I predict, I wish I were wrong, but I predict that many VA providers will just say ‘You know what? I don’t care where you get a colonoscopy, I just care that you get it. And I’m not going to fight with you about it.”
It’s going to get tiring for people to have this discussion if it’s necessary over and over again. And you know, this whole idea of having providers discuss with you where you should be getting care is ridiculous. When I’m with my gastroenterologist, he doesn’t spend his precious time with me comparing his services to other doctors near me. His time is spent on telling me why I need a colonoscopy and what to expect. Only in this double standard world do we have this imposed on the VA. And if providers are discussing where the veteran should get care, they’re not talking with the veteran about their anxiety or about how to take their medication or their suicidal ideation.

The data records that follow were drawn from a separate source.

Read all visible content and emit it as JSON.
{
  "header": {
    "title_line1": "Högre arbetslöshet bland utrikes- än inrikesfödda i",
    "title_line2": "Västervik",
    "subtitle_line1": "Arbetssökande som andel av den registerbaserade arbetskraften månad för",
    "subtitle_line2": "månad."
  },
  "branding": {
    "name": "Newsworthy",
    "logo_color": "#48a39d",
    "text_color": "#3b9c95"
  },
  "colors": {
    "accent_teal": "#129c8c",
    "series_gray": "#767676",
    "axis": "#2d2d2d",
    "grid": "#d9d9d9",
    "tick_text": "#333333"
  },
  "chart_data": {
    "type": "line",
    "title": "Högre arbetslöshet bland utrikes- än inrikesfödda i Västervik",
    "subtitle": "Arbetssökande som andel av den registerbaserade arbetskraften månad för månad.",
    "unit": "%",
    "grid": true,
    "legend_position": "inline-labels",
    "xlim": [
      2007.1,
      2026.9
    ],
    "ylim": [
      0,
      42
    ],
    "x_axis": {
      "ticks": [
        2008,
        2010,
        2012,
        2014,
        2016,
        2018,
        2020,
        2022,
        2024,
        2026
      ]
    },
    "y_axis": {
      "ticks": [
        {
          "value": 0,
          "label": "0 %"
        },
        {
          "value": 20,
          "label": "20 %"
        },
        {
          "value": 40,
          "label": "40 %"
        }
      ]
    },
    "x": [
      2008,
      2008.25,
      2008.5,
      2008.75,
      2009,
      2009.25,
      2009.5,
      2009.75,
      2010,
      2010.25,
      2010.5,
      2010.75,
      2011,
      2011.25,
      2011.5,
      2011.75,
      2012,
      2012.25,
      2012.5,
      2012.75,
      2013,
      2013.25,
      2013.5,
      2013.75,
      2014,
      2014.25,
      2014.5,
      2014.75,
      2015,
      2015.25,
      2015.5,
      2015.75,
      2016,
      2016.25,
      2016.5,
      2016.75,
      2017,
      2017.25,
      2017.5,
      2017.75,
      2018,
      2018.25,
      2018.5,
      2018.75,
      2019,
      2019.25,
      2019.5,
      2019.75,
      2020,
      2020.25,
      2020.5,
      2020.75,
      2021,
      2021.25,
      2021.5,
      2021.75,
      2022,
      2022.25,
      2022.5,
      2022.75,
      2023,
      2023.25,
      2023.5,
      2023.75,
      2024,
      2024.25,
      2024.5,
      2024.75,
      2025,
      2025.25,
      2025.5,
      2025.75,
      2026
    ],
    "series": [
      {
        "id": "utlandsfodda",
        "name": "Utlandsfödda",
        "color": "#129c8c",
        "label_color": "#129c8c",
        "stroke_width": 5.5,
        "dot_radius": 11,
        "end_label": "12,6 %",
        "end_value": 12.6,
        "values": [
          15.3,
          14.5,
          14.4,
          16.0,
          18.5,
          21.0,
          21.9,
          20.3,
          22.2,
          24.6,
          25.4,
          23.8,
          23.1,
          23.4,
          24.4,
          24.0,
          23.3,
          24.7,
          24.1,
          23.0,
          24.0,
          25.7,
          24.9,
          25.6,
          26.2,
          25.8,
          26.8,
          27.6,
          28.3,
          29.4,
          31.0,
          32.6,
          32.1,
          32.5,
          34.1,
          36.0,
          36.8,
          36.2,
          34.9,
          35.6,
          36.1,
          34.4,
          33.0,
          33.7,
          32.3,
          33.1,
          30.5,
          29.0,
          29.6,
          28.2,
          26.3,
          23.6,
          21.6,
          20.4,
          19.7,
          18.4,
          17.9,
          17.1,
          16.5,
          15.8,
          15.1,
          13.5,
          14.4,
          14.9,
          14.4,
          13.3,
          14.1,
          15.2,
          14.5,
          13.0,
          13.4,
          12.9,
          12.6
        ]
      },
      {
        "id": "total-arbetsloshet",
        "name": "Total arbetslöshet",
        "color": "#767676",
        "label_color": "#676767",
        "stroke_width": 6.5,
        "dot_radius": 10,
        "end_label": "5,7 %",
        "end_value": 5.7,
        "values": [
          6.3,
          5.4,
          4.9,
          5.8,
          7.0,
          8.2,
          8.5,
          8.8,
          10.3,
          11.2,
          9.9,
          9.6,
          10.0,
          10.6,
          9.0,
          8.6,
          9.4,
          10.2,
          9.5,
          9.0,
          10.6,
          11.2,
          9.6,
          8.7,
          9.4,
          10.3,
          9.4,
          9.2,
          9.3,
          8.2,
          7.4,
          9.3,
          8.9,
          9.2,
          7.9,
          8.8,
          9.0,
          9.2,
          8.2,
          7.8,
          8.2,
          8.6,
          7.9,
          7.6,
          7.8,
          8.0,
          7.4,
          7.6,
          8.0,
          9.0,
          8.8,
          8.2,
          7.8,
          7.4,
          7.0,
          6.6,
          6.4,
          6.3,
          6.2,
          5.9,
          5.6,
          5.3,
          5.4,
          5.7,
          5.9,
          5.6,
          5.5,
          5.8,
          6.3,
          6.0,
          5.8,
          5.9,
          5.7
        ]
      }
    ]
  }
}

Another one of the real dangers of this program is the information that we will lose about veteran conditions. The VA was able to recognize PTSD and Agent Orange and burn pits, not only because veterans pushed them to do so, but also because clinicians had pattern recognition.
And we’re going to lose the ability to identify the next Military Sexual Trauma (MST) or Burn Pits or PTSD because veterans are going to be scattered across the private sector. I think that’s partly the intent, actually. If you lose the information, then you’re not responsible for the conditions that the information brings to light. And then the taxpayer and the government is not responsible for the real costs of war.
Lattanzi: Who is going to track this falling apart? I don’t see anyone but VHPI. Unfortunately, there will likely be some pretty bad instances and experiences from veterans before anybody wakes up to the shortfalls of MISSION. I hope it’s not before the VA is actually gone.